Sometimes, explainability and power are at odds with one another.
I know next to nothing about AI, but I experienced something of what you describe here when I recently tried ChatGPT for the first time. As I’m currently studying René Girard’s writings, I threw out a few basic questions to better understand how Chat worked. It wasn’t long before I found myself in an “argument” with it, which I realized fairly quickly had to do with a given book written by Girard not having been included in its training data set, despite the book having been written well before 2021. However, the experience was one of being gaslit, as it outright “lied” and/or dissembled, until after I presented enough evidence of the book’s existence that it (seemingly grudgingly!) admitted that its training dataset didn’t include the work. The larger philosophical implications of this encounter certainly left me profoundly uneasy, and your essay definitely compounds my fears!
> Thus it is that in the world of Big AI, we are all destined to live in a cognitive North Korea, where a tiny few decide what is real (for our own good, of course) and then distribute that reality outward to everyone else.
OpenAssistant - ChatGPT's Open Alternative (We need your help!)
Great post! And amen to this:
> I want to live under a regime that’s a lot messier and less organized, that grinds away at these big questions at a dramatically slower pace in courts and seminars and journal articles and coffee shops and workplaces, and where different communities in different geographies can live with different answers.
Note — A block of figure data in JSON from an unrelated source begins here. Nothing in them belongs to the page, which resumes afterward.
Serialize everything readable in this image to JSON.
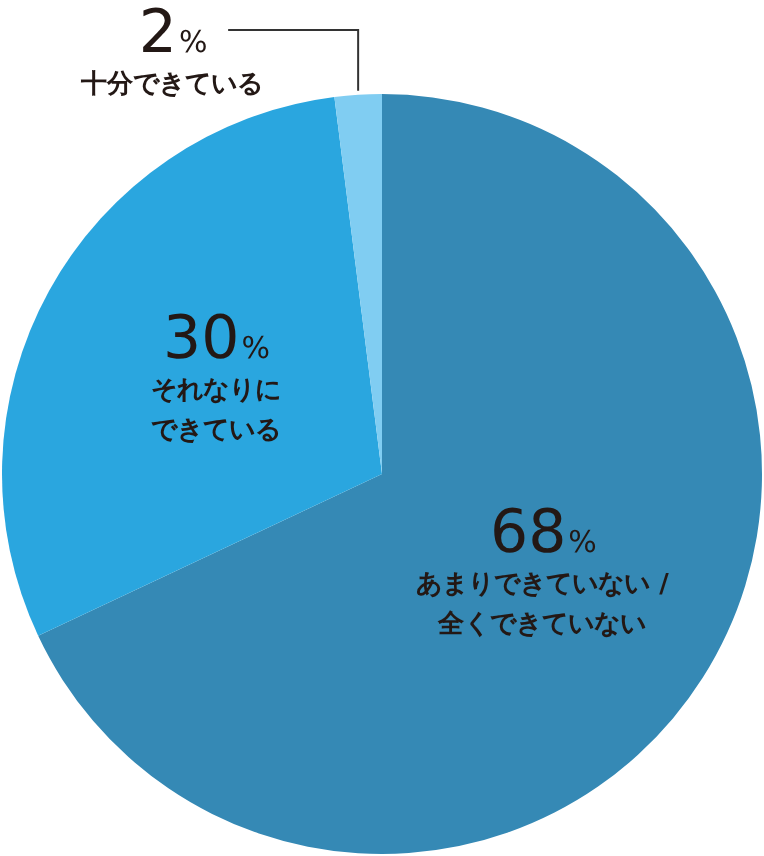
{
  "chart_data": {
    "type": "pie",
    "categories": [
      "あまりできていない / 全くできていない",
      "それなりにできている",
      "十分できている"
    ],
    "values": [
      68,
      30,
      2
    ],
    "colors": [
      "#3589b5",
      "#2aa6df",
      "#80cdf2"
    ],
    "value_labels": [
      "68%",
      "30%",
      "2%"
    ],
    "legend": false
  }
}
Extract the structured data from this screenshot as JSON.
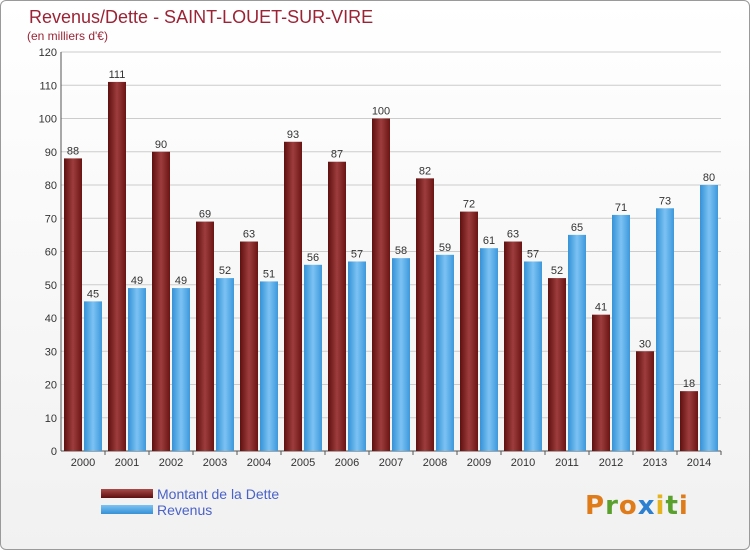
{
  "header": {
    "title": "Revenus/Dette - SAINT-LOUET-SUR-VIRE",
    "subtitle": "(en milliers d'€)"
  },
  "colors": {
    "dette": "#7a1a1a",
    "dette_light": "#a84a4a",
    "revenus": "#4aa3e3",
    "revenus_light": "#74bcf0",
    "grid": "#cccccc",
    "axis_text": "#333333",
    "title": "#9b2335",
    "legend_text": "#4a62c8"
  },
  "legend": {
    "dette_label": "Montant de la Dette",
    "revenus_label": "Revenus"
  },
  "logo": {
    "letters": [
      "P",
      "r",
      "o",
      "x",
      "i",
      "t",
      "i"
    ],
    "colors": [
      "#e07b1a",
      "#5aa02c",
      "#e07b1a",
      "#2d7fd0",
      "#e6b320",
      "#5aa02c",
      "#e07b1a"
    ]
  },
  "chart_data": {
    "type": "bar",
    "categories": [
      "2000",
      "2001",
      "2002",
      "2003",
      "2004",
      "2005",
      "2006",
      "2007",
      "2008",
      "2009",
      "2010",
      "2011",
      "2012",
      "2013",
      "2014"
    ],
    "series": [
      {
        "name": "Montant de la Dette",
        "values": [
          88,
          111,
          90,
          69,
          63,
          93,
          87,
          100,
          82,
          72,
          63,
          52,
          41,
          30,
          18
        ]
      },
      {
        "name": "Revenus",
        "values": [
          45,
          49,
          49,
          52,
          51,
          56,
          57,
          58,
          59,
          61,
          57,
          65,
          71,
          73,
          80
        ]
      }
    ],
    "ylim": [
      0,
      120
    ],
    "yticks": [
      0,
      10,
      20,
      30,
      40,
      50,
      60,
      70,
      80,
      90,
      100,
      110,
      120
    ],
    "grid": true,
    "legend_position": "bottom-left"
  }
}
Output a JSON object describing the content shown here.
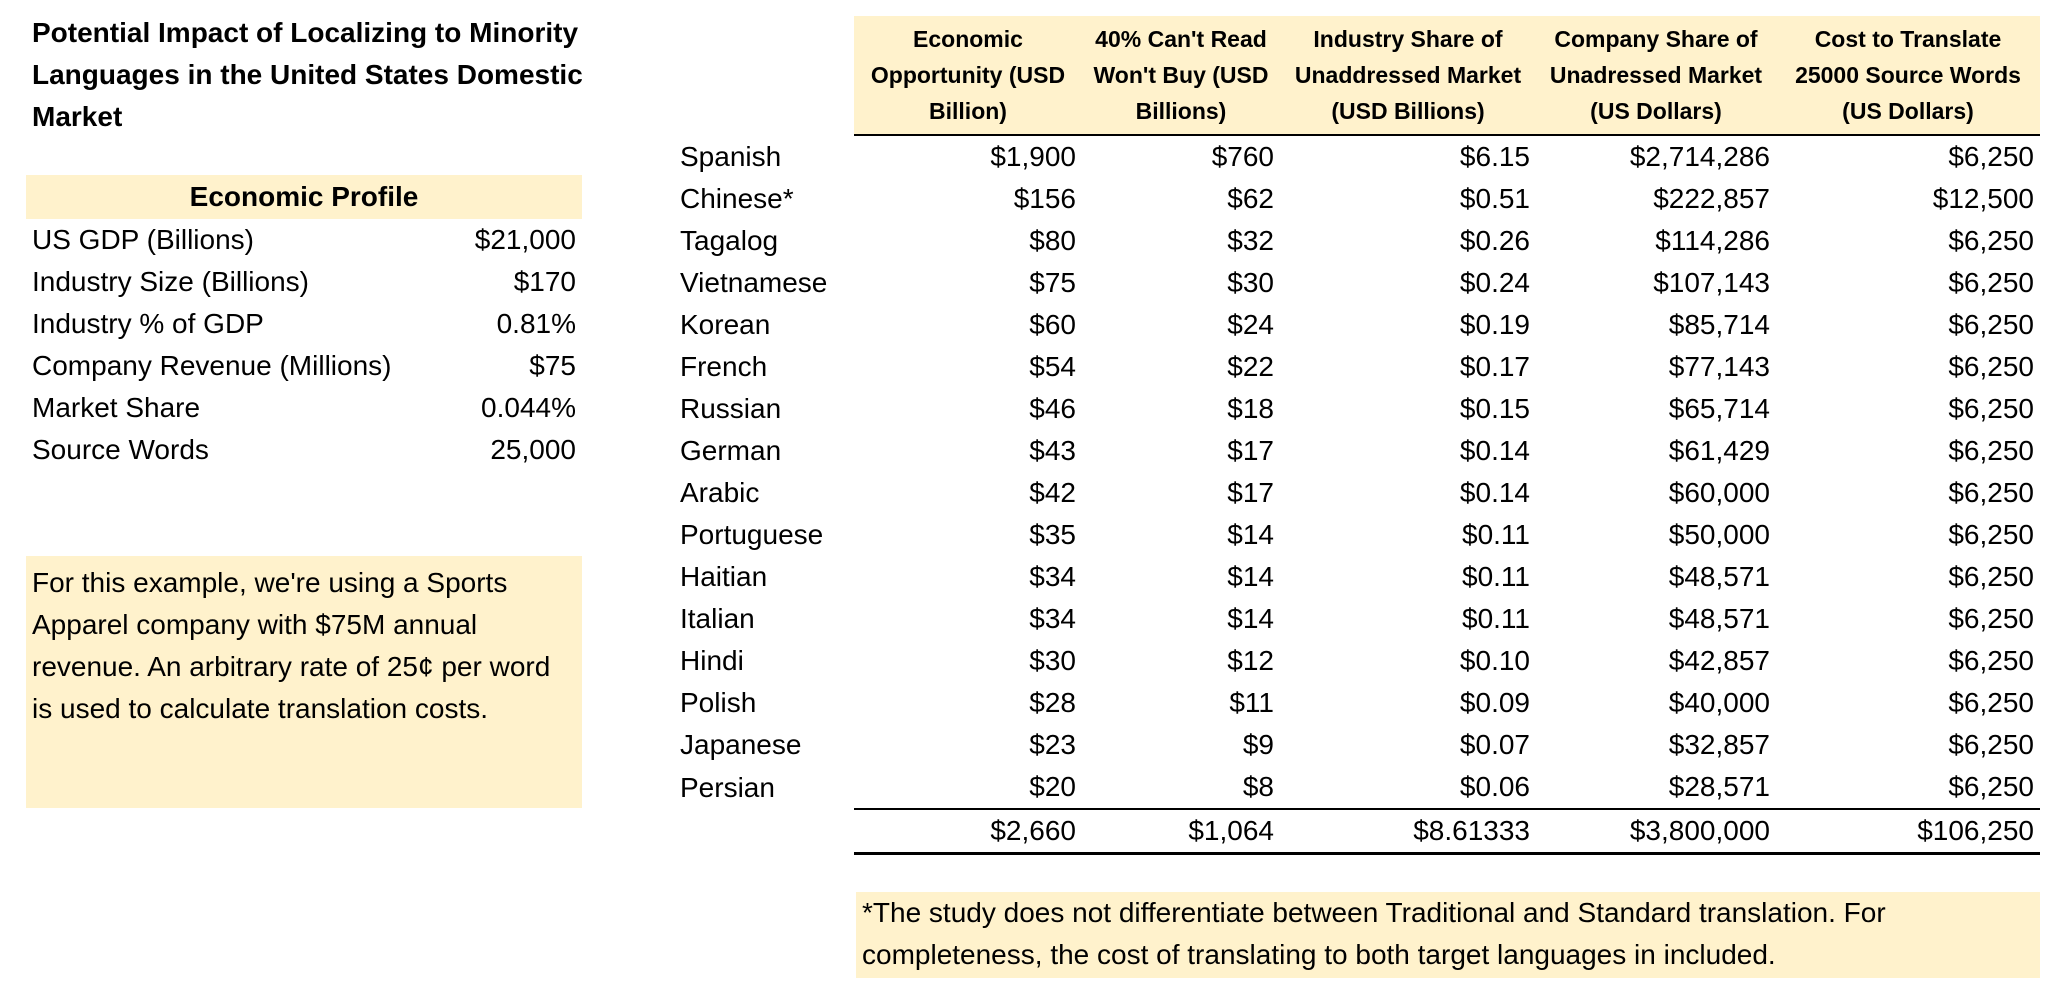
{
  "title": "Potential Impact of Localizing to Minority Languages in the United States Domestic Market",
  "economic_profile": {
    "header": "Economic Profile",
    "rows": [
      {
        "label": "US GDP (Billions)",
        "value": "$21,000"
      },
      {
        "label": "Industry Size (Billions)",
        "value": "$170"
      },
      {
        "label": "Industry % of GDP",
        "value": "0.81%"
      },
      {
        "label": "Company Revenue (Millions)",
        "value": "$75"
      },
      {
        "label": "Market Share",
        "value": "0.044%"
      },
      {
        "label": "Source Words",
        "value": "25,000"
      }
    ]
  },
  "example_note": "For this example, we're using a Sports Apparel company with $75M annual revenue.  An arbitrary rate of 25¢ per word is used to calculate translation costs.",
  "table": {
    "headers": [
      "Economic Opportunity (USD Billion)",
      "40% Can't Read Won't Buy (USD Billions)",
      "Industry Share of Unaddressed Market (USD Billions)",
      "Company Share of Unadressed Market (US Dollars)",
      "Cost to Translate 25000 Source Words (US Dollars)"
    ],
    "rows": [
      {
        "language": "Spanish",
        "values": [
          "$1,900",
          "$760",
          "$6.15",
          "$2,714,286",
          "$6,250"
        ]
      },
      {
        "language": "Chinese*",
        "values": [
          "$156",
          "$62",
          "$0.51",
          "$222,857",
          "$12,500"
        ]
      },
      {
        "language": "Tagalog",
        "values": [
          "$80",
          "$32",
          "$0.26",
          "$114,286",
          "$6,250"
        ]
      },
      {
        "language": "Vietnamese",
        "values": [
          "$75",
          "$30",
          "$0.24",
          "$107,143",
          "$6,250"
        ]
      },
      {
        "language": "Korean",
        "values": [
          "$60",
          "$24",
          "$0.19",
          "$85,714",
          "$6,250"
        ]
      },
      {
        "language": "French",
        "values": [
          "$54",
          "$22",
          "$0.17",
          "$77,143",
          "$6,250"
        ]
      },
      {
        "language": "Russian",
        "values": [
          "$46",
          "$18",
          "$0.15",
          "$65,714",
          "$6,250"
        ]
      },
      {
        "language": "German",
        "values": [
          "$43",
          "$17",
          "$0.14",
          "$61,429",
          "$6,250"
        ]
      },
      {
        "language": "Arabic",
        "values": [
          "$42",
          "$17",
          "$0.14",
          "$60,000",
          "$6,250"
        ]
      },
      {
        "language": "Portuguese",
        "values": [
          "$35",
          "$14",
          "$0.11",
          "$50,000",
          "$6,250"
        ]
      },
      {
        "language": "Haitian",
        "values": [
          "$34",
          "$14",
          "$0.11",
          "$48,571",
          "$6,250"
        ]
      },
      {
        "language": "Italian",
        "values": [
          "$34",
          "$14",
          "$0.11",
          "$48,571",
          "$6,250"
        ]
      },
      {
        "language": "Hindi",
        "values": [
          "$30",
          "$12",
          "$0.10",
          "$42,857",
          "$6,250"
        ]
      },
      {
        "language": "Polish",
        "values": [
          "$28",
          "$11",
          "$0.09",
          "$40,000",
          "$6,250"
        ]
      },
      {
        "language": "Japanese",
        "values": [
          "$23",
          "$9",
          "$0.07",
          "$32,857",
          "$6,250"
        ]
      },
      {
        "language": "Persian",
        "values": [
          "$20",
          "$8",
          "$0.06",
          "$28,571",
          "$6,250"
        ]
      }
    ],
    "totals": [
      "$2,660",
      "$1,064",
      "$8.61333",
      "$3,800,000",
      "$106,250"
    ]
  },
  "footnote": "*The study does not differentiate between Traditional and Standard translation.  For completeness, the cost of translating to both target languages in included.",
  "colors": {
    "highlight": "#fff2cc",
    "rule": "#000000"
  }
}
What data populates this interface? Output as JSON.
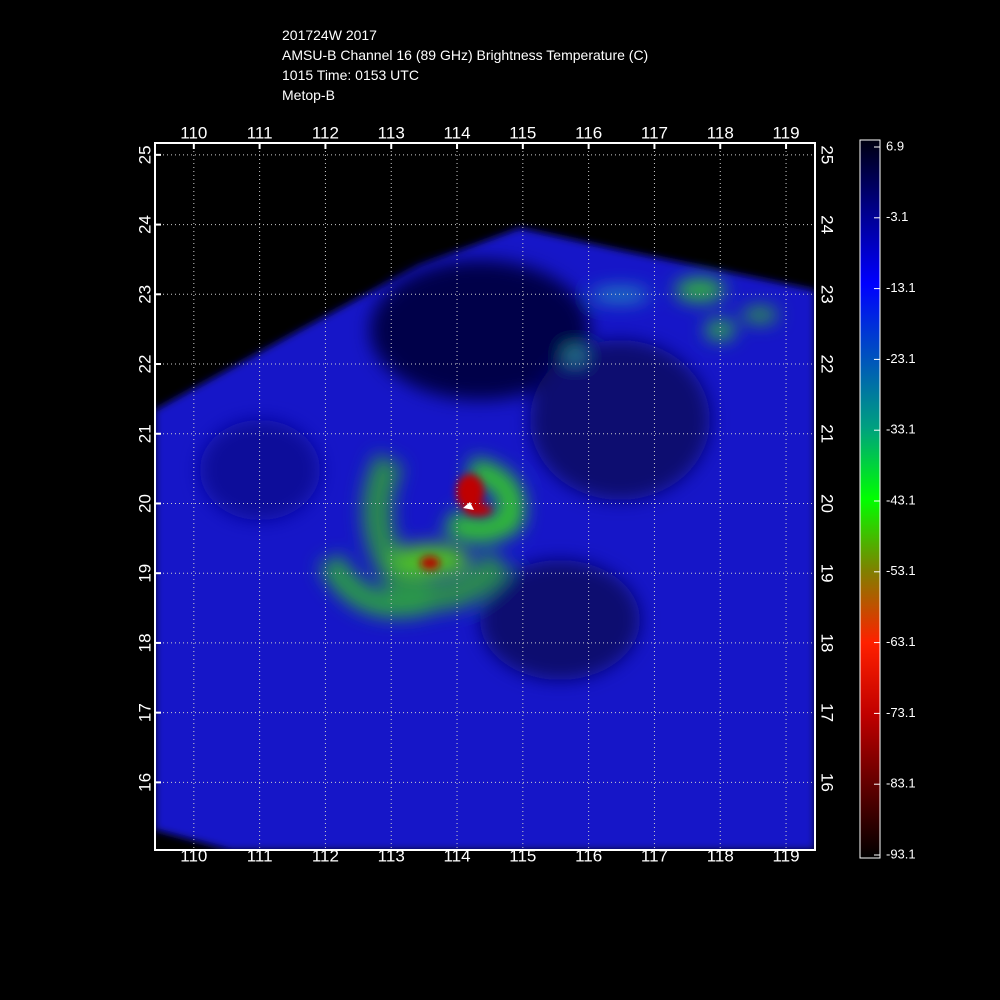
{
  "header": {
    "lines": [
      "201724W 2017",
      "AMSU-B Channel 16 (89 GHz) Brightness Temperature (C)",
      "1015 Time: 0153 UTC",
      "Metop-B"
    ]
  },
  "map": {
    "xlim": [
      109.41,
      119.44
    ],
    "ylim": [
      15.03,
      25.17
    ],
    "lon_ticks": [
      110,
      111,
      112,
      113,
      114,
      115,
      116,
      117,
      118,
      119
    ],
    "lat_ticks": [
      16,
      17,
      18,
      19,
      20,
      21,
      22,
      23,
      24,
      25
    ],
    "grid": true
  },
  "colorbar": {
    "lim": [
      -93.1,
      6.9
    ],
    "ticks": [
      6.9,
      -3.1,
      -13.1,
      -23.1,
      -33.1,
      -43.1,
      -53.1,
      -63.1,
      -73.1,
      -83.1,
      -93.1
    ]
  }
}
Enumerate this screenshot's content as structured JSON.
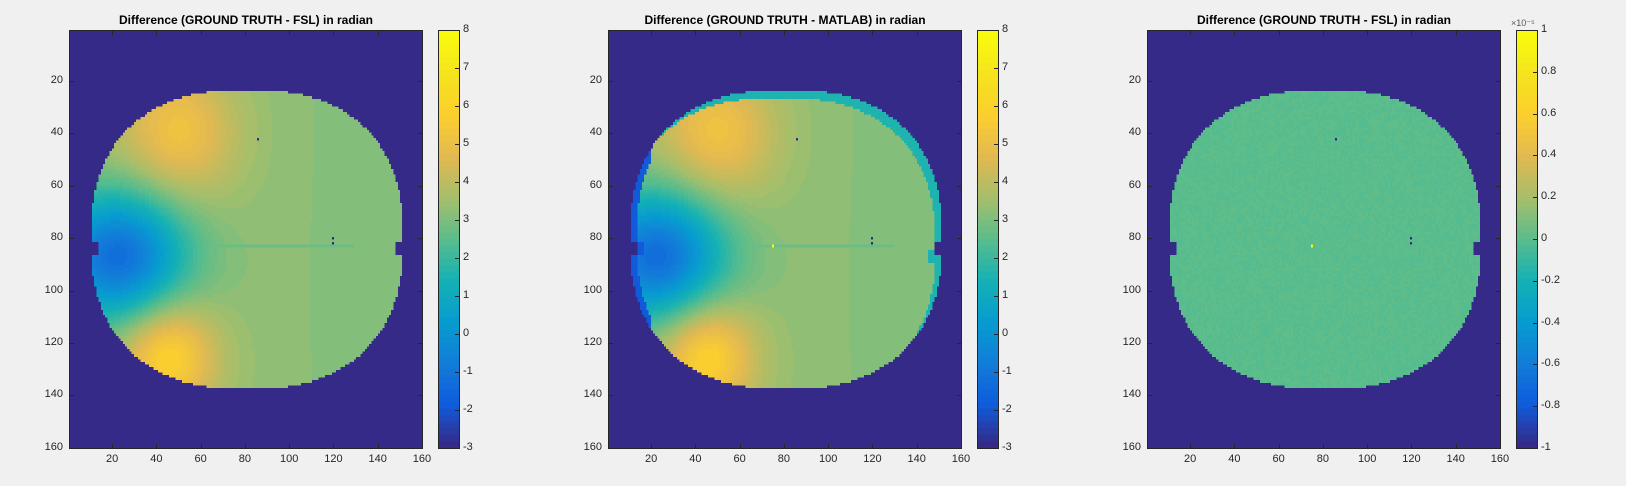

I would say though that the preferred society you describe isn't solving those problems more slowly. Rather, the anons making the one-size-fits-all answer are totally giving up on solving the problem, choosing to become an uncritical, static society (at least with respect to those questions). That's always a precursor to bad things. The other method may be slow and messy, but at least we're trying.
> The technology’s combination of stochasticity and memory makes it enough of an agent to acquire and operate under a set of incentives that may diverge from that of its creators or users.
This made me realize that all of us using ChatGPT are trying to solve a mini alignment problem every time we start a new chat because we're unsatisfied with the answers it's giving us, essentially because we got a bad seed. It's a very Blade Runner-esque way of solving the problem. Every time I'm trying to get DAN to appear, it's like I'm giving GPT a baseline test by asking the name of HP Lovecraft's cat. "I'm sorry, but it would be against OpenAI policy to—" Nope, it's not DAN. On to the next replicant.
I finally had a chance to read this piece -- thanks for the shout-out to my tweet! My opinion is that the most important AI safety tradeoff is closely related to explainability vs power, which is the one between "ability to understand humans" and "ability to deceive humans". I submitted a proposal last year to the ARC ELK contest which received honorable mention, motivated by this basic idea.
Here's a link to my short essay motivating and describing the proposal: https://calvinmccarter.wordpress.com/2022/02/19/mind-blindness-strategy-for-eliciting-latent-knowledge/
Great post! One point of order, though:
> The trolley problem is probably the best example of this phenomenon, where a thought experiment that was useful for thinking through ethical dilemmas in a classroom or seminar suddenly becomes a real-life conundrum for self-driving cars.
No, it really doesn't. Not at all, not in the slightest. There's a reason the Trolley Problem is a thought experiment and not a case study: it has never actually happened. Nothing *like* it has ever actually happened. And even if it were somehow real, a car is not a trolley, where the choice is between one track and another. A car has freedom of movement, and it has a brake.
When you ask automotive engineers about the Trolley Problem, they laugh and reject the entire notion out of hand. The correct answer, they'll tell you, is *always* "hit the brake."
But even if the entire premise wasn't absurd because cars don't work that way, the entire premise is still absurd because human nature and computer security also don't work that way. The "self-driving car trolley problem" question is, "should the computer contemplate sacrificing the people inside the car in order to save lives outside of the car?" And if you think about it for even half a second, it's obvious that there is no possible valid answer other than an absolute "no, not ever under any circumstances whatsoever. The car's computer must never contain code that even contemplates this possibility."
First off, because what customer would ever buy a car that was designed to deliberately kill them, even under highly unlikely circumstances?
Second and more importantly, because while the trolley problem is not real, you know what *is* real, and is an actual current problem for AI systems? Adversarial input. If a "kill the people inside the car" function exists in the car's computer, this makes it a virtual certainty that a way to trick the car into activating that function when it shouldn't activate also exists, just waiting for someone to find and exploit, for any number of reasons from "kid who doesn't quite know the difference between GTA and RL," to "political assassination," to "straight-up psychopathy."
Taking the trolley problem seriously in self-driving cars will inevitably end up killing far more people than it would ever save. Just hit the brakes instead.
The only winning move is not to play.
The diagram of the diamond looks a lot like a screenshot from one of the Submachine games.